[EM] Kevin reply 2/9/04 0945 GMT

MIKE OSSIPOFF nkklrp at hotmail.com
Mon Feb 9 01:51:02 PST 2004


Kevin--

You said:

ROC is indeed a rank method.  It's just one that fails anonymity.

I reply:

Or nondictatorship. It depends on whether I'm considered a voter. I was 
assuming that I wasn't a voter. (There'd be no need for me to vote in that 
method).

Of course failing nondictatorship is more extreme than just failing 
anonymity.

You continued:

What's the point of making exceptions for methods that don't accept a
full ranking, when the omitted rankings wouldn't even make a difference
in the result?

I reply:

That's exactly my point.

My criteria make no exceptions for any type of method. They apply uniformly 
to all proposable methods, without specifying anything about rules, and 
without any ridiculous fictions about any method's rules.

The person who's making an exception for Pluralty & Approval is the person 
who claims that it's necessary to pretend that their rules are different 
from what they are.

You can call Plurality's & Approval's nonranked rules "an exception", but it 
isn't an exception that I make. It's just the actual rules of those methods. 
To pretend that their rules are different from what they are, that would be 
"making an exception" for those methods.

You continued:

The methods that pose problems are those that require some input from the
voter other than a ranking.  Consider Approval, which arguably requires
a cutoff in addition to the ranking.

I reply:

No, if you're going to pretend that Plurality allows ranking all the 
candidates, you can pretend the same thing about Approval. Approval simply 
differs by allowing a voter to equal-rank. Sure, and let voters equal rank 
at all rank positions--why not. Or rather _say_ that Approval allows that.

You continued:

Is it possible to say whether Approval meets Clone-Winner?

I reply:

Yes.

When ICC is defined in terms of sincere preference and stipulates sincere 
voting, like my CC, then Approval doesn't pass ICC. But Approval passes the 
ICC that Markus posted. I don't know if Approval would fail Markus's ICC  if 
we used the ridiculous fiction that Approval allows the ranking of all the 
candidates. Maybe. I haven't checked.

You continued:

Unless we have specific rules about how the cutoff may move in response
to the introduction of clones, I suppose we have to assume that Approval
fails this criterion.

I reply:

I once asked what ICC assumes about how people vote. I asked, does ICC 
assume sincere voting, or that voting is undominated strategy, or that 
voting maximizes utility expectation by some possible set of utilities and 
probability estimates. Or does it just require that no ballot is changed 
when a clone is deleted from the election? It turned out that the assumption 
of sincere voting comes closest to the way that ICC is intended.

You continued:

For a more abstract example, suppose the method requires the voter to
label each candidate "red," "green," or "blue."  Unless we have rules about 
how
and why labels may adjust in coordination with the rankings, we have to 
assume
that the method fails every criterion.

I reply:

Are you sure? A method meets the Majority Criterion if a candidate wins if 
more than half of the voters vote hir over all the other candidates.

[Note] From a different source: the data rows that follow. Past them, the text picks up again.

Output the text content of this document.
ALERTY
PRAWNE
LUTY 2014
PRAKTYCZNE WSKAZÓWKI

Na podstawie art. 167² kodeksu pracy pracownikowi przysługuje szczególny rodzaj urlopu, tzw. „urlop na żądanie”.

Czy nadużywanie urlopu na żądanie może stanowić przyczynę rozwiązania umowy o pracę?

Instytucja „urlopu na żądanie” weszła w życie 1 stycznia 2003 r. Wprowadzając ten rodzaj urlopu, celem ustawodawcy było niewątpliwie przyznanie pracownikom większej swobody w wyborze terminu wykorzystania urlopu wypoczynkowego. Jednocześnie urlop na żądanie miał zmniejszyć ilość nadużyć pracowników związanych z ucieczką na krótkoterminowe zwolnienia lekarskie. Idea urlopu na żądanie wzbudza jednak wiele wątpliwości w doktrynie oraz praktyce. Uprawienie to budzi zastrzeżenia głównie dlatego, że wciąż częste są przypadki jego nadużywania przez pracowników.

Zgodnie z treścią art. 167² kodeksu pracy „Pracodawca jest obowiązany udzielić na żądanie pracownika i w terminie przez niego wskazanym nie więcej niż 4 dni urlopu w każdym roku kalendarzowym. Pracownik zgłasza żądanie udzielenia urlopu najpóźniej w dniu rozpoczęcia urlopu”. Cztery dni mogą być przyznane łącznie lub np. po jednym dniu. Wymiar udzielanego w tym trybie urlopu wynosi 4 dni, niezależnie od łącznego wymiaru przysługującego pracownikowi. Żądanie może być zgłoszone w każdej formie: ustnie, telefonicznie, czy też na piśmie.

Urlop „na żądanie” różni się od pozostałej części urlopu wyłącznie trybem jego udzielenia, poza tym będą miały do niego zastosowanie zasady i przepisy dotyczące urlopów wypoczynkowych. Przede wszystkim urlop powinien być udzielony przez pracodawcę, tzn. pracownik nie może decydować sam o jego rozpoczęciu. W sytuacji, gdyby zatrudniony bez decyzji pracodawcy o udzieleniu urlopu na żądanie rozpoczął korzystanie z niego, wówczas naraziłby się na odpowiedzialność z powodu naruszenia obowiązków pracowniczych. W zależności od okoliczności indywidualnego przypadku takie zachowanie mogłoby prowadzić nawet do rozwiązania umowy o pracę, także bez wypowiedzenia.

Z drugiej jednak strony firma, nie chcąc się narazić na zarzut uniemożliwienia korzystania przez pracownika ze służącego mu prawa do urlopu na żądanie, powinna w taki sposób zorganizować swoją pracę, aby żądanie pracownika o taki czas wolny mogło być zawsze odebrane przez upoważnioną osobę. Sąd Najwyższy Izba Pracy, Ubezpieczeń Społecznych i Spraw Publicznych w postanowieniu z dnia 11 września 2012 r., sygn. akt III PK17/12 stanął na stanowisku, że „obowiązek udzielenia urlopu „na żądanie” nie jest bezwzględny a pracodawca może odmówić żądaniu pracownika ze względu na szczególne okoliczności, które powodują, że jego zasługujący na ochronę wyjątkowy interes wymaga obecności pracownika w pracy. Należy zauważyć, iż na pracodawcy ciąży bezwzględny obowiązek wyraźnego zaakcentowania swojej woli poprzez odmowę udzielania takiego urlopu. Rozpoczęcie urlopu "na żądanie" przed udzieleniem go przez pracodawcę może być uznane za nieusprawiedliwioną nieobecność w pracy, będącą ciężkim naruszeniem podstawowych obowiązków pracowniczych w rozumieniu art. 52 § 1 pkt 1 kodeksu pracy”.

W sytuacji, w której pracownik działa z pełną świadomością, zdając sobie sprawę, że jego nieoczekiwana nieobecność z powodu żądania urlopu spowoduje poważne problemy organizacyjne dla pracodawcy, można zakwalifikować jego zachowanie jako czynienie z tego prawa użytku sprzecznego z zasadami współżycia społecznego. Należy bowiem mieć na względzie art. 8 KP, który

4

No matter what color they vote hir, if s/he always wins if more than half of 
the voters vote hir over everyone else, then the method meets the Majority 
Criterion. If s/he can lose even though everyone votes hir over everyone 
else, then the method fails MC.

Those things are true regardless of what color people vote hir. Colors 
aren't part of the requirement or premise of MC. The failure-example-writer 
can configure color votes anyway s/he wants to, since they aren't mentioned 
in MC's premise.

But MC's requirement doesn't mention colors either. Of course the method's 
count rule might be strongly affected by color votes. If so, the 
failure-example-writer, being able to configure the color votes however s/he 
wants to, because they aren't mentioned in MC's premise, can try to find a 
combination of color votes, and whatever other kind of voting the method 
uses, in which a candidate loses even though everyone votes hir over 
everyone else.

And, by the way, in that hypothetical method, for all we know, your color 
assignments could have something to do with whether you're voting X over Y. 
If so, then the voters' color-assignments would have to be part of what the 
failure-example writer would have to configure. Even if there's a way to 
vote X over Y regardless of  how you color anyone, the matter of whether you 
vote X over Y could still be affected by your color votes under some 
conditions.  Aside from that, it could still be necessary, by the method's 
rules, to configure the coloring in a certain way in order to make a 
candidate lose when more than half of the voters vote hir over everyone 
else.

But if someone can show an example in which more than half of the voters 
vote a candidate over everyone else, and that candidate loses, then that 
person has shown that the method fails MC. And if it can be shown that 
there's no such example, then it's been shown that the method passes MC.

That's true regardless of the method's color votes.